D’autre part, il serait inéquitable de laisser à la charge de Madame [V] et de la CPAM de la Gironde les frais non compris dans les dépens. Il convient en conséquence de condamner La SARL [7] à une indemnité en leur faveur au titre de l’article 700 du code de procédure civile à hauteur de :
— 2 000 € pour Madame [V]
— 1 000 € pour la CPAM ;
Les demandes formées à ce titre par la SARL [7] et par le docteur [P] seront rejetées.

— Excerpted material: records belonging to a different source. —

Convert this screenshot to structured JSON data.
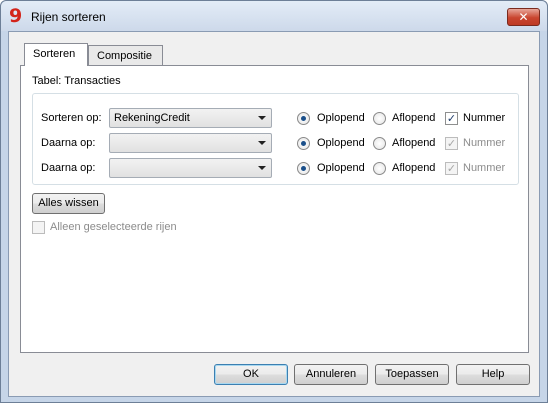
{
  "window": {
    "title": "Rijen sorteren",
    "logo_glyph": "9",
    "close_glyph": "✕"
  },
  "tabs": [
    {
      "label": "Sorteren",
      "active": true
    },
    {
      "label": "Compositie",
      "active": false
    }
  ],
  "panel": {
    "table_label": "Tabel: Transacties",
    "rows": [
      {
        "label": "Sorteren op:",
        "value": "RekeningCredit",
        "ascending_label": "Oplopend",
        "descending_label": "Aflopend",
        "ascending_selected": true,
        "number_label": "Nummer",
        "number_checked": true,
        "number_enabled": true
      },
      {
        "label": "Daarna op:",
        "value": "",
        "ascending_label": "Oplopend",
        "descending_label": "Aflopend",
        "ascending_selected": true,
        "number_label": "Nummer",
        "number_checked": true,
        "number_enabled": false
      },
      {
        "label": "Daarna op:",
        "value": "",
        "ascending_label": "Oplopend",
        "descending_label": "Aflopend",
        "ascending_selected": true,
        "number_label": "Nummer",
        "number_checked": true,
        "number_enabled": false
      }
    ],
    "check_glyph": "✓",
    "clear_button": "Alles wissen",
    "selected_only_label": "Alleen geselecteerde rijen",
    "selected_only_checked": false
  },
  "footer": {
    "ok": "OK",
    "cancel": "Annuleren",
    "apply": "Toepassen",
    "help": "Help"
  },
  "colors": {
    "frame": "#c6d5e8",
    "accent": "#3c7fb1",
    "close": "#c9452f"
  }
}
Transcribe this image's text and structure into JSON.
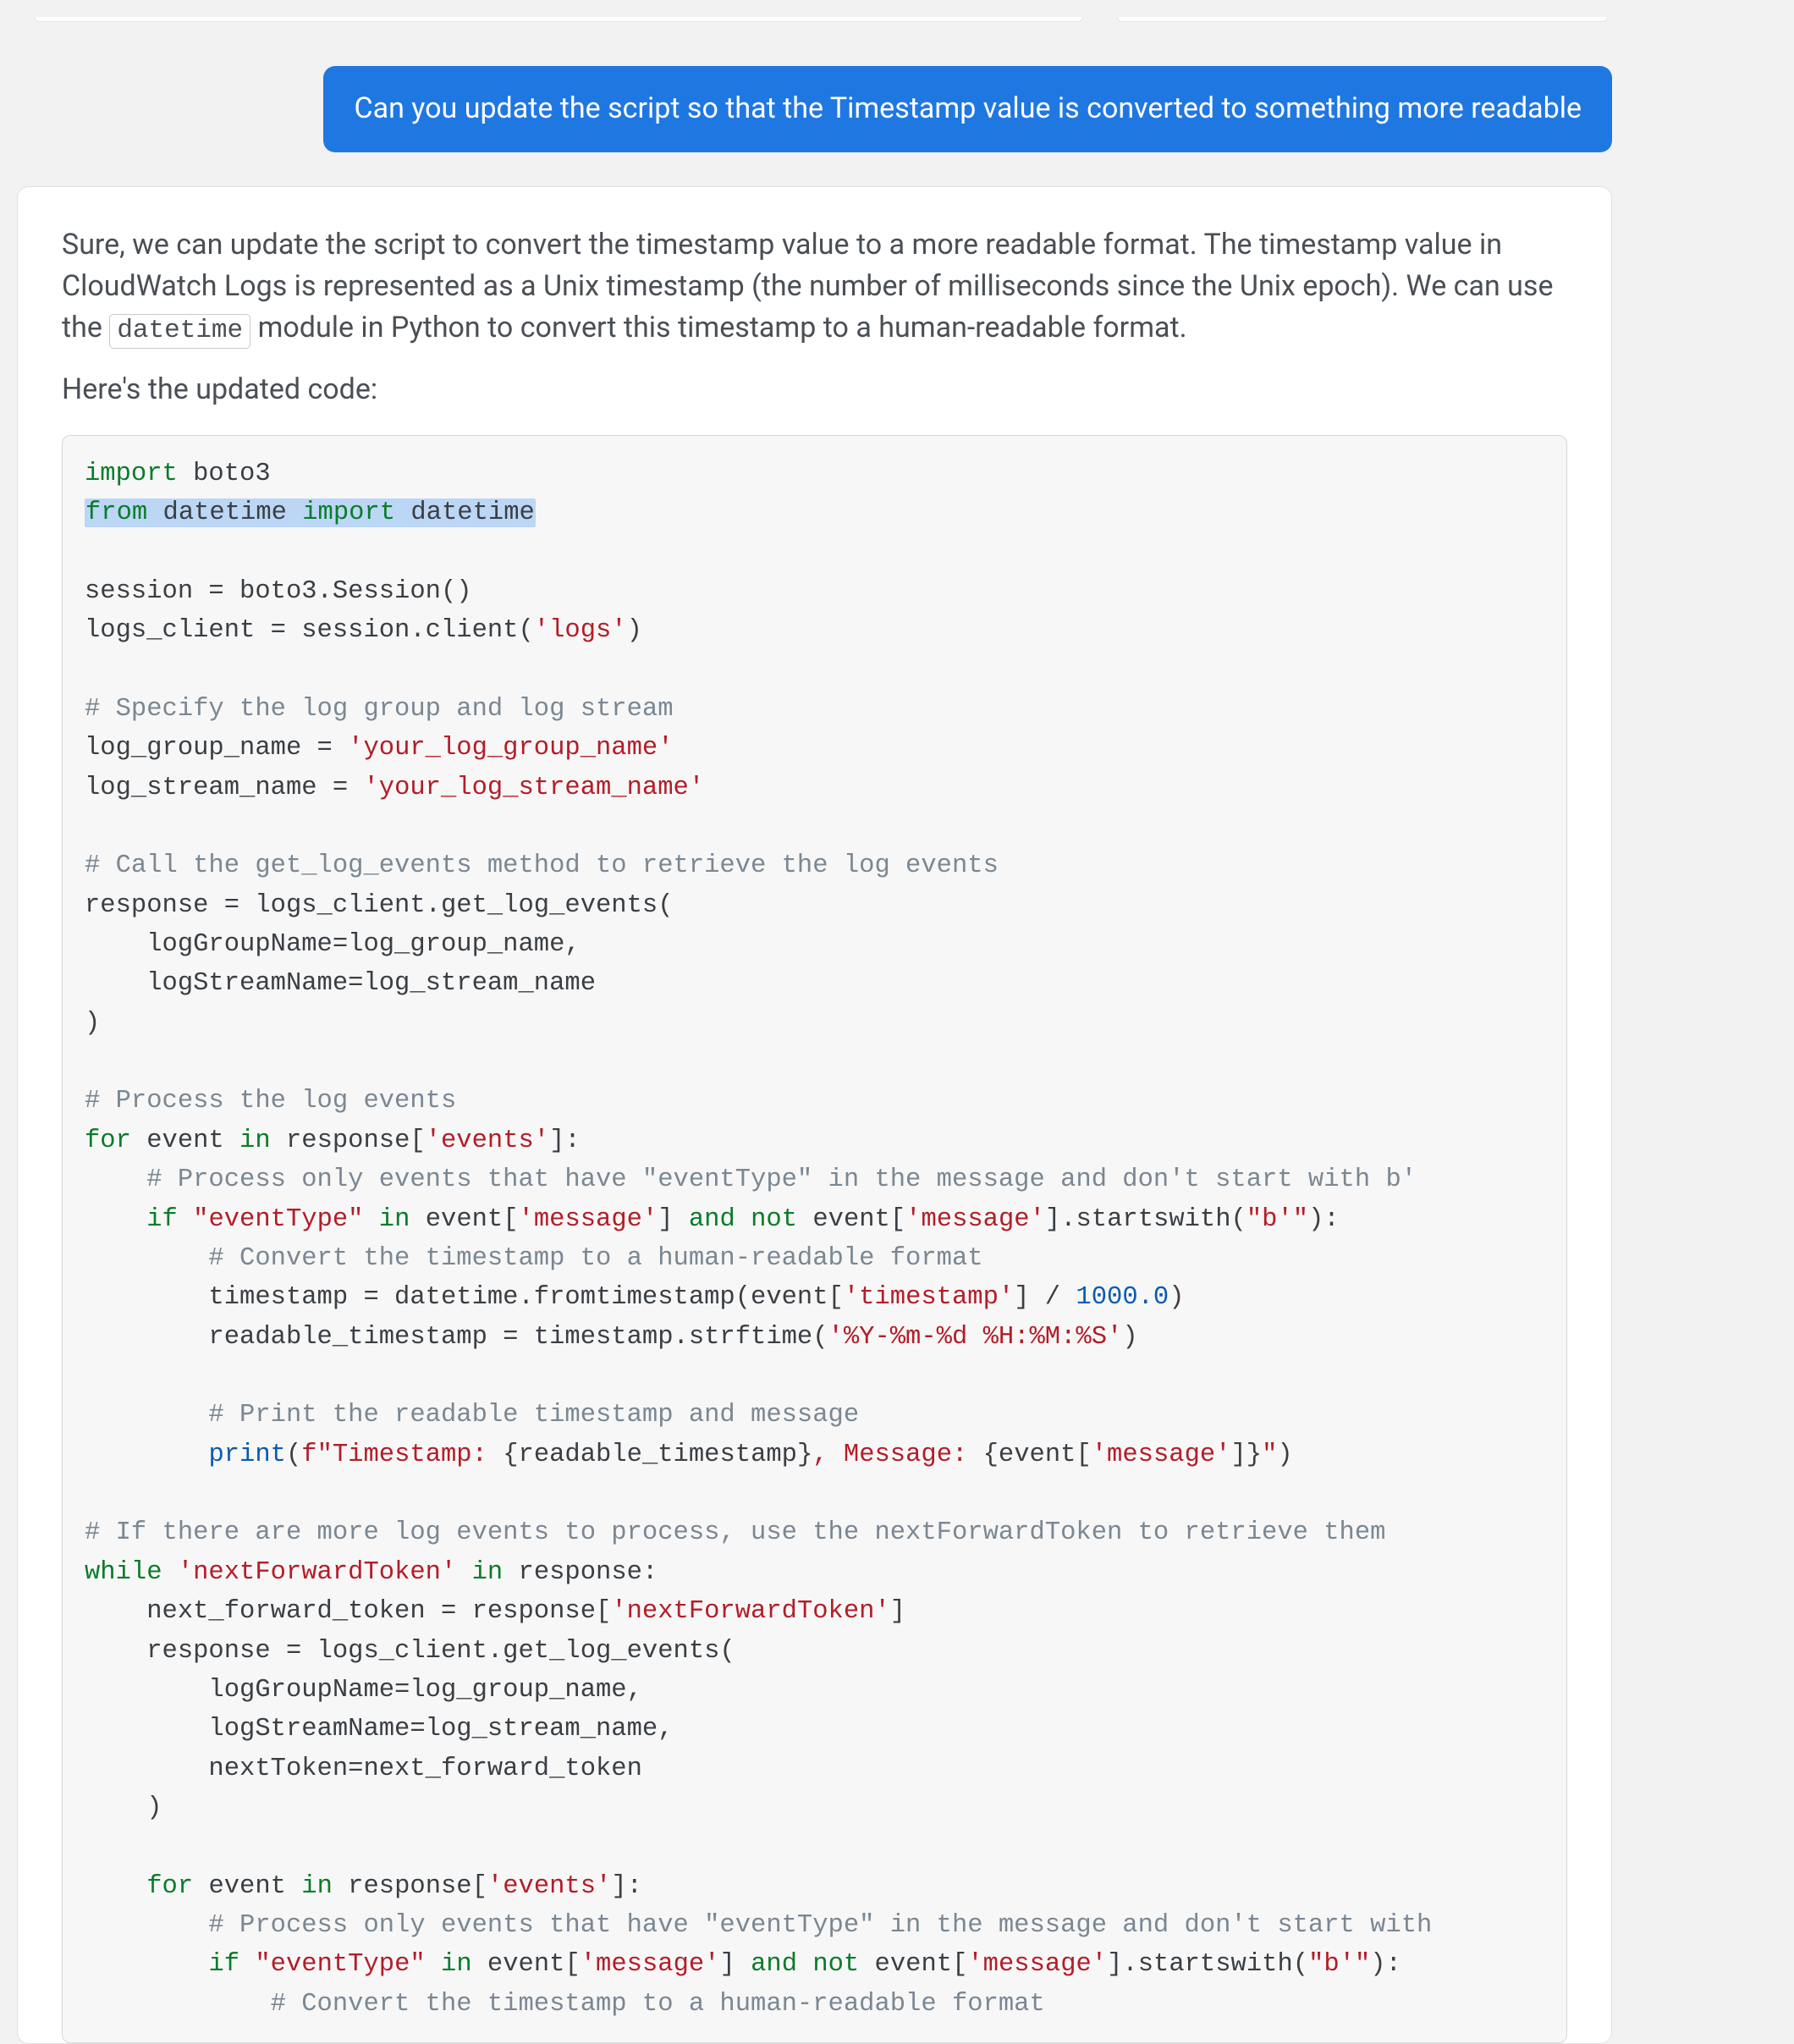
{
  "user_message": "Can you update the script so that the Timestamp value is converted to something more readable",
  "assistant_intro_1a": "Sure, we can update the script to convert the timestamp value to a more readable format. The timestamp value in CloudWatch Logs is represented as a Unix timestamp (the number of milliseconds since the Unix epoch). We can use the ",
  "assistant_inline_code": "datetime",
  "assistant_intro_1b": " module in Python to convert this timestamp to a human-readable format.",
  "assistant_intro_2": "Here's the updated code:",
  "code": {
    "l01_kw1": "import",
    "l01_rest": " boto3",
    "l02_kw1": "from",
    "l02_mid": " datetime ",
    "l02_kw2": "import",
    "l02_end": " datetime",
    "l04": "session = boto3.Session()",
    "l05a": "logs_client = session.client(",
    "l05s": "'logs'",
    "l05b": ")",
    "l07": "# Specify the log group and log stream",
    "l08a": "log_group_name = ",
    "l08s": "'your_log_group_name'",
    "l09a": "log_stream_name = ",
    "l09s": "'your_log_stream_name'",
    "l11": "# Call the get_log_events method to retrieve the log events",
    "l12": "response = logs_client.get_log_events(",
    "l13": "    logGroupName=log_group_name,",
    "l14": "    logStreamName=log_stream_name",
    "l15": ")",
    "l17": "# Process the log events",
    "l18_kw1": "for",
    "l18_mid1": " event ",
    "l18_kw2": "in",
    "l18_mid2": " response[",
    "l18_s": "'events'",
    "l18_end": "]:",
    "l19": "    # Process only events that have \"eventType\" in the message and don't start with b'",
    "l20_pad": "    ",
    "l20_kw1": "if",
    "l20_sp1": " ",
    "l20_s1": "\"eventType\"",
    "l20_sp2": " ",
    "l20_kw2": "in",
    "l20_mid1": " event[",
    "l20_s2": "'message'",
    "l20_mid2": "] ",
    "l20_kw3": "and",
    "l20_sp3": " ",
    "l20_kw4": "not",
    "l20_mid3": " event[",
    "l20_s3": "'message'",
    "l20_mid4": "].startswith(",
    "l20_s4": "\"b'\"",
    "l20_end": "):",
    "l21": "        # Convert the timestamp to a human-readable format",
    "l22a": "        timestamp = datetime.fromtimestamp(event[",
    "l22s": "'timestamp'",
    "l22b": "] / ",
    "l22n": "1000.0",
    "l22c": ")",
    "l23a": "        readable_timestamp = timestamp.strftime(",
    "l23s": "'%Y-%m-%d %H:%M:%S'",
    "l23b": ")",
    "l25": "        # Print the readable timestamp and message",
    "l26pad": "        ",
    "l26fn": "print",
    "l26a": "(",
    "l26f": "f\"Timestamp: ",
    "l26i1a": "{readable_timestamp}",
    "l26m": ", Message: ",
    "l26i2a": "{event[",
    "l26i2s": "'message'",
    "l26i2b": "]}",
    "l26e": "\"",
    "l26c": ")",
    "l28": "# If there are more log events to process, use the nextForwardToken to retrieve them",
    "l29_kw": "while",
    "l29_sp": " ",
    "l29_s": "'nextForwardToken'",
    "l29_sp2": " ",
    "l29_kw2": "in",
    "l29_end": " response:",
    "l30a": "    next_forward_token = response[",
    "l30s": "'nextForwardToken'",
    "l30b": "]",
    "l31": "    response = logs_client.get_log_events(",
    "l32": "        logGroupName=log_group_name,",
    "l33": "        logStreamName=log_stream_name,",
    "l34": "        nextToken=next_forward_token",
    "l35": "    )",
    "l37_pad": "    ",
    "l37_kw1": "for",
    "l37_mid1": " event ",
    "l37_kw2": "in",
    "l37_mid2": " response[",
    "l37_s": "'events'",
    "l37_end": "]:",
    "l38": "        # Process only events that have \"eventType\" in the message and don't start with ",
    "l39_pad": "        ",
    "l39_kw1": "if",
    "l39_sp1": " ",
    "l39_s1": "\"eventType\"",
    "l39_sp2": " ",
    "l39_kw2": "in",
    "l39_mid1": " event[",
    "l39_s2": "'message'",
    "l39_mid2": "] ",
    "l39_kw3": "and",
    "l39_sp3": " ",
    "l39_kw4": "not",
    "l39_mid3": " event[",
    "l39_s3": "'message'",
    "l39_mid4": "].startswith(",
    "l39_s4": "\"b'\"",
    "l39_end": "):",
    "l40": "            # Convert the timestamp to a human-readable format"
  }
}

Par ailleurs, rien ne justifie d’écarter l’exécution provisoire de droit prévue par l’article 514 du code de procédure civile.
PAR CES MOTIFS :
Le Tribunal,
DECLARE la SARL [7] responsable de l’infection nosocomiale subie par Madame [V] suite à l’intervention du 03 mai 2021 ;
REJETTE les demandes de Madame [V] et de la CPAM de la Gironde aux fins de condamnation in solidum du docteur [P] à indemniser leurs préjudices résultant de l’intervention du 03 mai 2021 ;
REJETTE la demande de mise hors de cause formée par le docteur [P] ;
FIXE le préjudice subi par Madame [V], suite à l’infection dont elle a été victime à la suite de l’intervention du 03 mai 2021 à la somme totale de 26 481,55 € suivant le détail suivant :
Evaluation du préjudice
Créance CPAM
Créance victime
PREJUDICES PATRIMONIAUX
temporaires
— DSA dépenses de santé actuelles
6 353,47 €
6 317,37 €
36,10 €
— ATP assistance tiers personne
876,00 €
876,00 €
— PGPA perte de gains actuels
0,00 €
0,00 €
permanents
— DSF dépenses de santé futures
1 392,48 €
672,48 €
720,00 €
PREJUDICES EXTRA-PATRIMONIAUX
temporaires
— DFT déficit fonctionnel temporaire
1 479,60 €
1 479,60 €
— SE souffrances endurées
5 000,00 €
5 000,00 €
— PET préjudice esthétique temporaire
3 000,00 €
3 000,00 €
permanents
— DFP déficit fonctionnel permanent
5 880,00 €
5 880,00 €
— PE Préjudice esthétique permanent
1 000,00 €
1 000,00 €
— PA préjudice d’agrément
0,00 €
0,00 €
— préjudice sexuel
1 500,00 €
1 500,00 €
— TOTAL
26 481,55 €
6 989,85 €
19 491,70 €
CONDAMNE La SARL [7] à payer à Madame [V] la somme de 19 491,70 € au titre de l’indemnisation de son préjudice corporel, après déduction de la créance des tiers payeurs ;
CONDAMNE la SARL [7] à payer à la CPAM de la Gironde la somme de 6 989,85 € au titre des prestations versées pour le compte de son assuré social, Madame [V], avec intérêts au taux légal à compter de la présente décision ;
CONDAMNE La SARL [7] à payer à la CPAM de la Gironde la somme de 1 191 € au titre de l’indemnité forfaitaire de gestion prévue aux articles 9 et 10 de l’ordonnance numéro 96-51 du 24 janvier 1996, avec intérêts au taux légal à compter de la présente décision ;
ORDONNE la capitalisation des intérêts en application des dispositions de l’article 1343-2 du Code civil au profit de la CPAM de la Gironde ;
DEBOUTE Madame [V] de sa demande aux fins de voir CONDAMNER le docteur [P] à lui verser une indemnité de 20 000 euros au titre de l’atteinte à la vie privée ;
DEBOUTE Madame [V] de sa demande aux fins de voir CONDAMNER le docteur [P] à lui restituer les vidéos de son opération sous astreinte de 1 000 euros par jour de retard à compter de la signification de la décision à intervenir ;
CONDAMNE La SARL [7] à payer au titre de l’article 700 du code de procédure civile :
— 2 000 € à Madame [V],
— 1 000 € à la CPAM de la Gironde ;
CONDAMNE La SARL [7] aux dépens, qui comprendront ceux de l’instance ayant donné lieu à l’ordonnance de référé ainsi que le coût de l’expertise judiciaire ;
DIT n’y avoir lieu à écarter l’exécution provisoire de droit de la présente décision ;
REJETTE les autres demandes des parties.
Le jugement a été signé par Louise LAGOUTTE, président et Elisabeth LAPORTE, greffier.